Portanto, trabalhar com situações-problema pode ser aquilo que concederá ao aluno o significado, a interdisciplinaridade, o estímulo, a autonomia e a oportunidade de interligação de variados conceitos, atendendo ainda o que, novamente, diz Vergnaud (apud Magina, 2005, p. 4):
A construção de um conceito envolve uma terna de conjuntos que, segundo a teoria dos campos conceituais de Vergnaud, é chamada simbolicamente de S I R: O S é um conjunto de situações, que dá significado ao objeto em questão; o I é um conjunto de invariantes, que trata das propriedades e procedimentos necessários para definir esse objeto; e o R um conjunto de representações simbólicas, as quais permitem relacionar o significado desse objeto com as suas propriedades.
Situações-Problema em matemática, em síntese, são problemas envolvendo situações reais e que torna esta disciplina mais real e menos abstrata seguindo ainda, o que é dito por Cavalcante (2004, p.52) que afirma que “O caminho mais seguro para fazer a relação entre as disciplinas é se basear em uma situação real”.
ANÁLISE DE DADOS
O aluno escolhido para compor a amostra, atualmente universitário de uma Instituição de Ensino Superior privada, em Brasília –Distrito Federal, demonstra ser vítima da falta de significação, ausência de trabalhos envolvendo tratamento de informação e falha no tocante à formação de conceitos matemáticos fundamentais.
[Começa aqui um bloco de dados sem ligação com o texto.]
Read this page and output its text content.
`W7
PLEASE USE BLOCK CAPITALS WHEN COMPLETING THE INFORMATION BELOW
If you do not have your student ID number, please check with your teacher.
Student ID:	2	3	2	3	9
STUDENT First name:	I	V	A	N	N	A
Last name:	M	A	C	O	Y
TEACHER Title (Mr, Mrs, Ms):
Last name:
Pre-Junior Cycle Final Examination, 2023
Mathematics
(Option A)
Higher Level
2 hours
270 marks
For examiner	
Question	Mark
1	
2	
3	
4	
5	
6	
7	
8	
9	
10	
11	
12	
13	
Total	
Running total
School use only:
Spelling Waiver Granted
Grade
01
Segundo relato do discente, foi possível ratificar inclusive, as ideias de Lorenzato (2006) que já afirmara sobre a necessidade de uma matemática inserida no contexto vivido para ser assim mais proveitosa.
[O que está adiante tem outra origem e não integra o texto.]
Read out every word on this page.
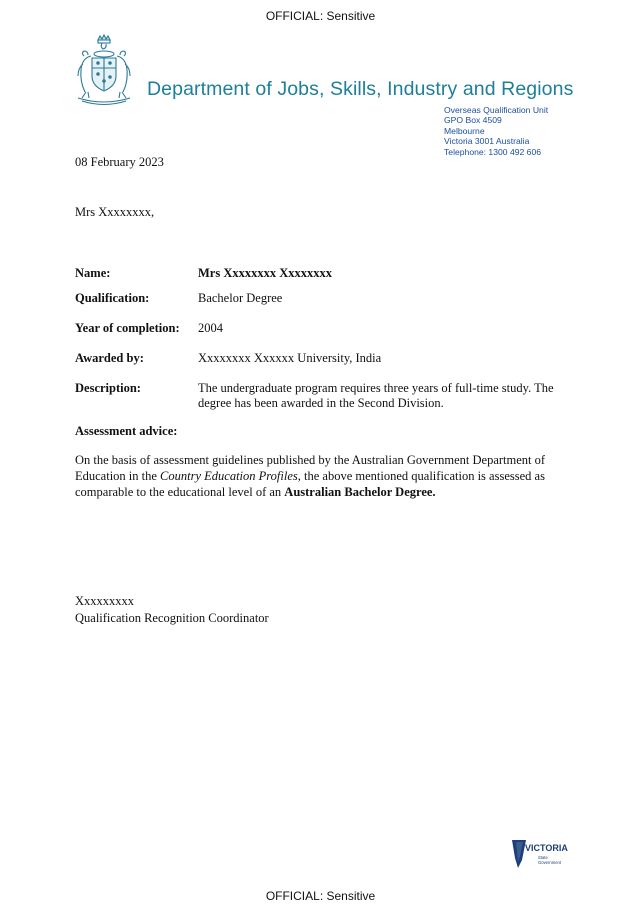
OFFICIAL: Sensitive
Department of Jobs, Skills, Industry and Regions
Overseas Qualification Unit
GPO Box 4509
Melbourne
Victoria 3001 Australia
Telephone: 1300 492 606
08 February 2023
Mrs Xxxxxxxx,
Name:	Mrs Xxxxxxxx Xxxxxxxx
Qualification:	Bachelor Degree
Year of completion: 2004
Awarded by:	Xxxxxxxx Xxxxxx University, India
Description:	The undergraduate program requires three years of full-time study. The degree has been awarded in the Second Division.
Assessment advice:
On the basis of assessment guidelines published by the Australian Government Department of Education in the Country Education Profiles, the above mentioned qualification is assessed as comparable to the educational level of an Australian Bachelor Degree.
Xxxxxxxxx
Qualification Recognition Coordinator
VICTORIA
State
Government
OFFICIAL: Sensitive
Desta forma, inicia-se um processo de série de acompanhamentos com o intuito de se trabalhar, dinâmica e significativamente, certos conteúdos que induzem a apropriação de conceitos a serem formados. Em 5 encontros seguintes, a ideia é trabalhar conteúdos utilizando-se da teoria descrita anteriormente e para tanto envolve verificar o alcance máximo de sua autonomia para então haver mediação a fim de se construir novos conceitos a partir de significados já dominados.
Com o passar dos encontros é notória a falta de autonomia para resolução de problemas envolvendo o tema ‘porcentagem’. Por meio dos conhecimentos adquiridos no ensino médio, o discente possui certa ideia sobre o assunto em comento, porém não consegue definir e tampouco aplicar tais conhecimentos, quando solicitado, sendo prejudicado inclusive, em sua vida cotidiana. Desta forma, percebe-se que não há, a princípio, um conceito formado sobre este tema tão comum.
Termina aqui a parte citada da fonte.